Maska kolagenowa na twarz – czym jest produkt, który zawładnął internetem?
Maski kolagenowe na twarz, o których ostatnio jest głośno na TikToku i Instagramie, to koreańskie produkty idealnie wpisujące się w najnowsze trendy beauty. Szczególnie popularne stały się maski w płachcie, które – według tego, co można zobaczyć na internetowych filmikach – pozostawiają skórę w spektakularnej kondycji. Według producentów należy taką maskę kolagenową na twarz nałożyć na kilka godzin, a najlepiej na całą noc – rano skóra ma być napięta, wygładzona i promienna.
Czy kolagen z maski w płachcie może widocznie poprawić stan skóry?
Producenci zalecają nałożenie maseczki na kilka godzin, a najlepiej na całą noc. Laikowi może się więc wydawać, że to czas potrzebny kosmetykom na wchłonięcie się w głębsze warstwy skóry i odpowiednie zadziałanie.
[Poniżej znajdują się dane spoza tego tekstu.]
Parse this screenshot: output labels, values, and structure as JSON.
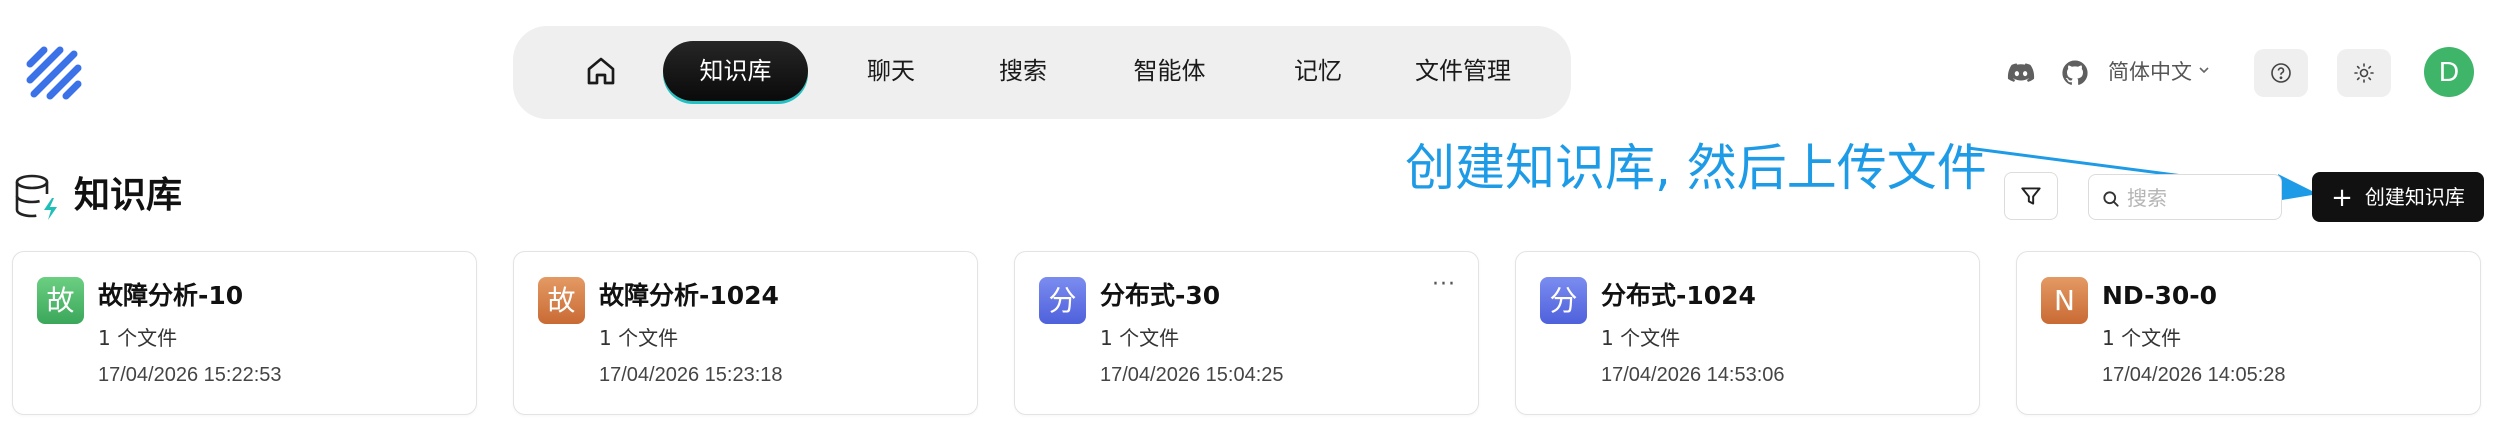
{
  "nav": {
    "home_icon": "home-icon",
    "tabs": [
      {
        "label": "知识库",
        "active": true
      },
      {
        "label": "聊天"
      },
      {
        "label": "搜索"
      },
      {
        "label": "智能体"
      },
      {
        "label": "记忆"
      },
      {
        "label": "文件管理"
      }
    ]
  },
  "header": {
    "language": "简体中文",
    "avatar_initial": "D",
    "icons": [
      "discord-icon",
      "github-icon",
      "help-icon",
      "theme-sun-icon"
    ]
  },
  "page": {
    "title": "知识库",
    "annotation": "创建知识库, 然后上传文件",
    "search_placeholder": "搜索",
    "create_button": "创建知识库",
    "create_plus": "+"
  },
  "cards": [
    {
      "icon_text": "故",
      "title": "故障分析-10",
      "count": "1 个文件",
      "date": "17/04/2026 15:22:53",
      "color": "#4cb96a"
    },
    {
      "icon_text": "故",
      "title": "故障分析-1024",
      "count": "1 个文件",
      "date": "17/04/2026 15:23:18",
      "color": "#d97d45"
    },
    {
      "icon_text": "分",
      "title": "分布式-30",
      "count": "1 个文件",
      "date": "17/04/2026 15:04:25",
      "color": "#5b6fe6",
      "more": "···"
    },
    {
      "icon_text": "分",
      "title": "分布式-1024",
      "count": "1 个文件",
      "date": "17/04/2026 14:53:06",
      "color": "#5b6fe6"
    },
    {
      "icon_text": "N",
      "title": "ND-30-0",
      "count": "1 个文件",
      "date": "17/04/2026 14:05:28",
      "color": "#d97d45"
    }
  ],
  "colors": {
    "accent": "#111111",
    "annotation": "#1e9be6",
    "active_underline": "#22c1c3"
  }
}
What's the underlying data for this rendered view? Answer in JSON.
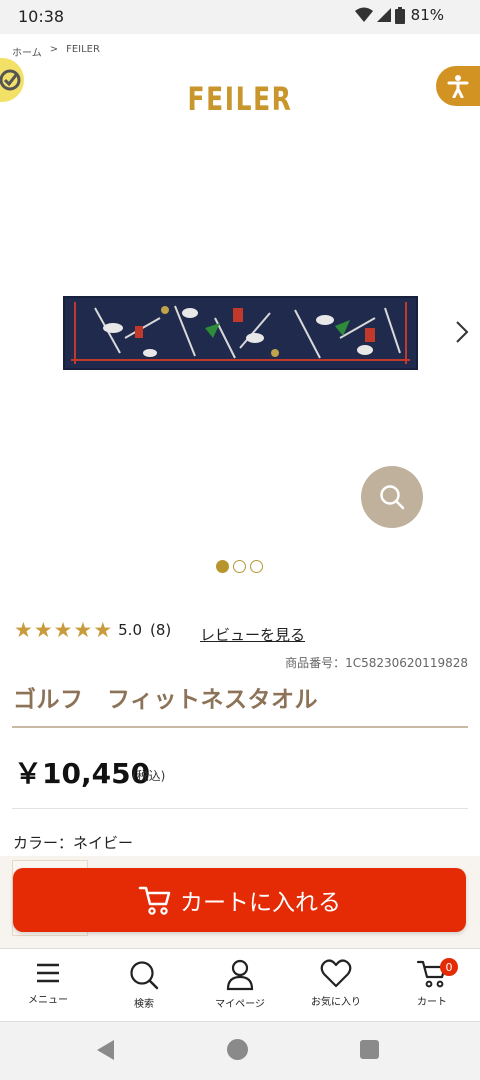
{
  "status_bar": {
    "time": "10:38",
    "battery": "81%"
  },
  "breadcrumb": {
    "items": [
      "ホーム",
      ">",
      "FEILER"
    ]
  },
  "brand": {
    "name": "FEILER",
    "color": "#c8962c"
  },
  "product": {
    "rating_score": "5.0",
    "rating_count": "(8)",
    "review_link": "レビューを見る",
    "code": "商品番号：1C58230620119828",
    "title": "ゴルフ　フィットネスタオル",
    "price": "￥10,450",
    "tax_note": "(税込)",
    "color_label": "カラー：ネイビー",
    "stars": 5
  },
  "carousel": {
    "count": 3,
    "active": 0
  },
  "cart_button": {
    "label": "カートに入れる",
    "color": "#e52b05"
  },
  "bottom_nav": {
    "menu": "メニュー",
    "search": "検索",
    "mypage": "マイページ",
    "favorites": "お気に入り",
    "cart": "カート",
    "cart_count": "0"
  },
  "icons": [
    "accessibility-icon",
    "search-icon",
    "chevron-right-icon",
    "cart-icon",
    "menu-icon",
    "user-icon",
    "heart-icon"
  ]
}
Muszę Cię zmartwić: nie ma w tym ani grama prawdy – maseczki kolagenowe, o których mowa, działają tylko powierzchniowo. Efekt wygładzonej i napiętej skóry to wynik okluzji, a nie wyjątkowej skuteczności kosmetyku. Wynika to przede wszystkim z budowy kolagenu – jego cząsteczki mają zbyt dużą masę, aby przeniknąć przez warstwę rogową naskórka. Aby mógł on wniknąć w głębsze warstwy skóry, musi zostać zmodyfikowany. Oznacza to, że kolagen z maseczki nie jest w stanie zadziałać na głębokie warstwy skóry.
Dowiedz się więcej: Dobry krem z kolagenem i kwasem hialuronowym – poznaj 4 propozycje
Maska kolagenowa na twarz – dlaczego jej nie polecam?
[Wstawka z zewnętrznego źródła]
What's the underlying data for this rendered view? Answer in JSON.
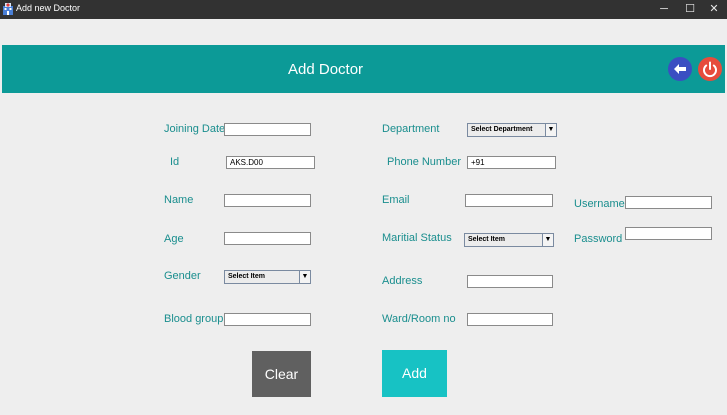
{
  "window": {
    "title": "Add new Doctor",
    "minimize": "─",
    "maximize": "☐",
    "close": "✕"
  },
  "header": {
    "title": "Add Doctor",
    "back_icon": "arrow-left-icon",
    "power_icon": "power-icon",
    "colors": {
      "bar": "#0c9a97",
      "back": "#3a4ec2",
      "power": "#e64c3c"
    }
  },
  "form": {
    "joining_date": {
      "label": "Joining Date",
      "value": ""
    },
    "id": {
      "label": "Id",
      "value": "AKS.D00"
    },
    "name": {
      "label": "Name",
      "value": ""
    },
    "age": {
      "label": "Age",
      "value": ""
    },
    "gender": {
      "label": "Gender",
      "selected": "Select Item"
    },
    "blood_group": {
      "label": "Blood group",
      "value": ""
    },
    "department": {
      "label": "Department",
      "selected": "Select Department"
    },
    "phone": {
      "label": "Phone Number",
      "value": "+91"
    },
    "email": {
      "label": "Email",
      "value": ""
    },
    "marital_status": {
      "label": "Maritial Status",
      "selected": "Select Item"
    },
    "address": {
      "label": "Address",
      "value": ""
    },
    "ward": {
      "label": "Ward/Room no",
      "value": ""
    },
    "username": {
      "label": "Username",
      "value": ""
    },
    "password": {
      "label": "Password",
      "value": ""
    }
  },
  "buttons": {
    "clear": "Clear",
    "add": "Add",
    "colors": {
      "clear": "#606060",
      "add": "#17c2c4"
    }
  }
}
Czy za 19 zł można mieć wygładzoną, napiętą i świetlistą twarz? Tak, przez kilka minut – do pierwszego umycia. Filmy, w których dziewczyny zdejmują maskę kolagenową, kończą się w momencie zdjęcia płachty z twarzy. Po umyciu twarz nie jest już tak napięta i supergładka – tyle, że tego już nikt nie pokazuje.
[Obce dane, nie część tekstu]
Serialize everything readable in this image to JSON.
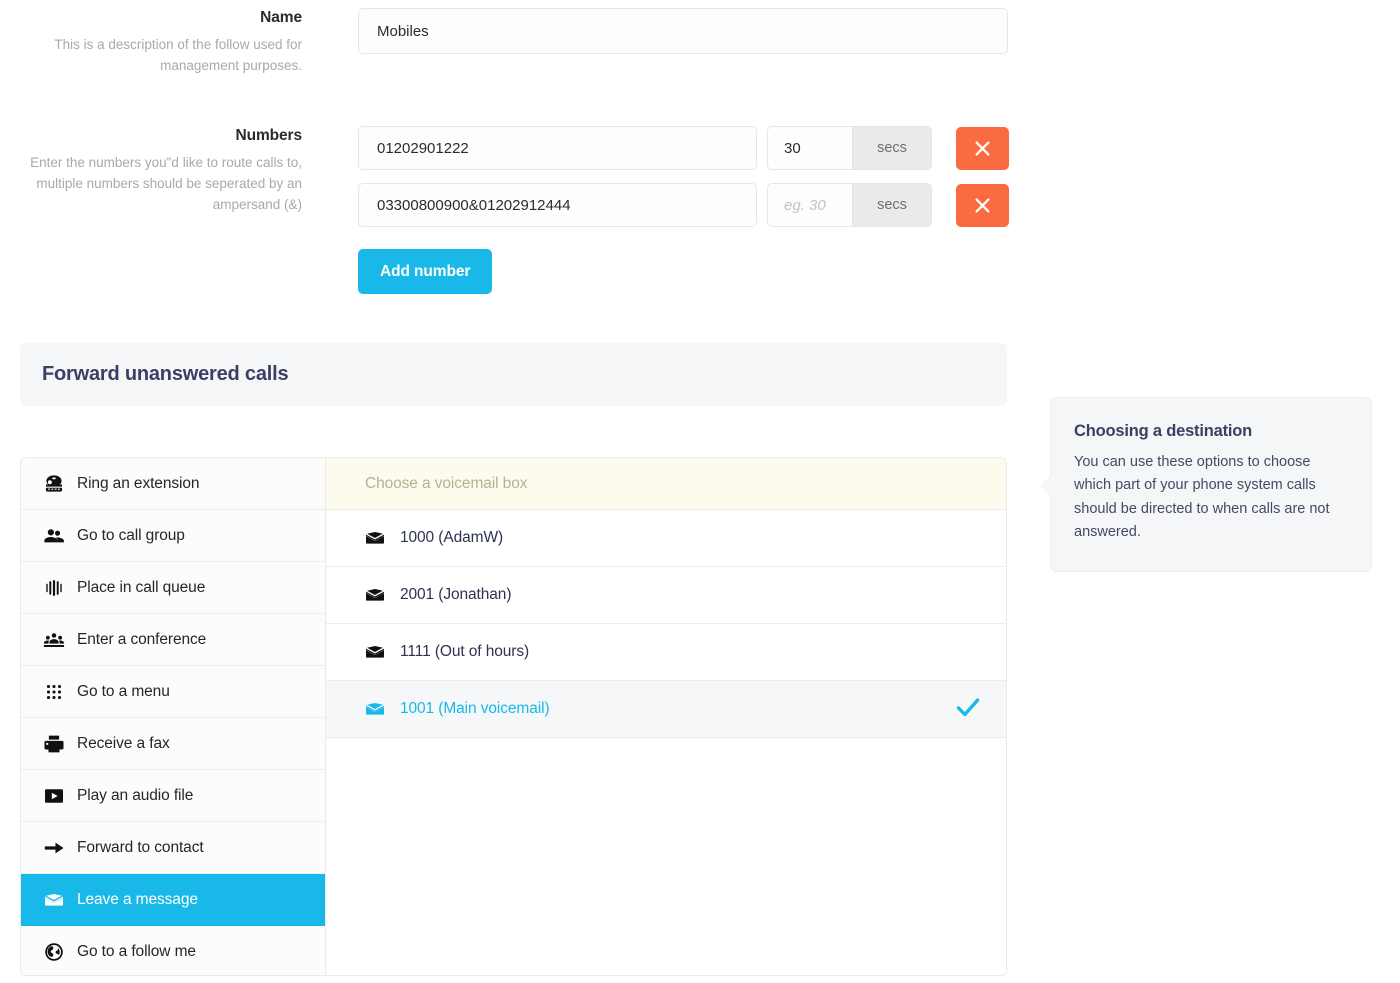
{
  "form": {
    "name_field": {
      "label": "Name",
      "help": "This is a description of the follow used for management purposes.",
      "value": "Mobiles",
      "placeholder": ""
    },
    "numbers_field": {
      "label": "Numbers",
      "help": "Enter the numbers you\"d like to route calls to, multiple numbers should be seperated by an ampersand (&)",
      "secs_suffix": "secs",
      "rows": [
        {
          "number": "01202901222",
          "number_placeholder": "",
          "secs": "30",
          "secs_placeholder": "eg. 30",
          "remove_label": "×"
        },
        {
          "number": "03300800900&01202912444",
          "number_placeholder": "",
          "secs": "",
          "secs_placeholder": "eg. 30",
          "remove_label": "×"
        }
      ],
      "add_button": "Add number"
    }
  },
  "section": {
    "title": "Forward unanswered calls"
  },
  "chooser": {
    "options": [
      {
        "label": "Ring an extension",
        "icon": "telephone-icon",
        "selected": false
      },
      {
        "label": "Go to call group",
        "icon": "users-icon",
        "selected": false
      },
      {
        "label": "Place in call queue",
        "icon": "call-queue-icon",
        "selected": false
      },
      {
        "label": "Enter a conference",
        "icon": "conference-icon",
        "selected": false
      },
      {
        "label": "Go to a menu",
        "icon": "keypad-icon",
        "selected": false
      },
      {
        "label": "Receive a fax",
        "icon": "fax-icon",
        "selected": false
      },
      {
        "label": "Play an audio file",
        "icon": "play-icon",
        "selected": false
      },
      {
        "label": "Forward to contact",
        "icon": "arrow-right-icon",
        "selected": false
      },
      {
        "label": "Leave a message",
        "icon": "envelope-icon",
        "selected": true
      },
      {
        "label": "Go to a follow me",
        "icon": "globe-icon",
        "selected": false
      }
    ],
    "values_header": "Choose a voicemail box",
    "values": [
      {
        "label": "1000 (AdamW)",
        "icon": "envelope-icon",
        "checked": false
      },
      {
        "label": "2001 (Jonathan)",
        "icon": "envelope-icon",
        "checked": false
      },
      {
        "label": "1111 (Out of hours)",
        "icon": "envelope-icon",
        "checked": false
      },
      {
        "label": "1001 (Main voicemail)",
        "icon": "envelope-icon",
        "checked": true
      }
    ]
  },
  "help": {
    "title": "Choosing a destination",
    "body": "You can use these options to choose which part of your phone system calls should be directed to when calls are not answered."
  },
  "colors": {
    "accent_blue": "#18b9e8",
    "danger_orange": "#fa6b42",
    "heading_navy": "#3b3f63",
    "panel_grey": "#f5f6f8",
    "values_header_cream": "#fcfbee"
  }
}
Maska kolagenowa na twarz to produkt, którego nie polecam przede wszystkim dlatego, że nie ma działania takiego, o jakim mówią producenci. Ten kosmetyk to świetny chwyt marketingowy – niestety, jeśli przeanalizujesz jej składniki, zobaczysz, że zarówno kolagen, jak i kwas hialuronowy znajdują się bliżej końca składu. A to oznacza, że jest ich tam po prostu bardzo mało.
Poza tym, pozyskiwanie kolagenu wciąż jeszcze jest bardzo kosztowne – jeśli jednorazowa maseczka kolagenowa w płachcie tak genialnie oddziaływałaby na twarz, z pewnością nie kosztowałaby 19 zł. Technologia i lata badań nad produktami kosmetycznymi to duże koszty – czy więc opatentowanie i wypuszczenie do masowej sprzedaży produktu, który po jednej nocy sprawia, że skóra wygląda jak po drogim zabiegu za 19 zł byłoby opłacalne? Zdecydowanie nie.
Bycie świadomym konsumentem – nie tylko kosmetyków, ale i treści w internecie – jest bardzo trudne. Zachowanie rozsądku w sytuacji, gdy w kilkudziesięciu obejrzanych filmach ludzie zachwycają się jednym produktem, to spore wyzwanie. Jeśli chodzi o mnie, do nowinek, które stają się viralami, a do tego są podejrzanie tanie, mam raczej krytyczny stosunek. Nie przekreślam takich produktów z góry, natomiast zwykle okazuje się, że to po prostu kosmetyki świetnie rozpromowane, ale nieskuteczne.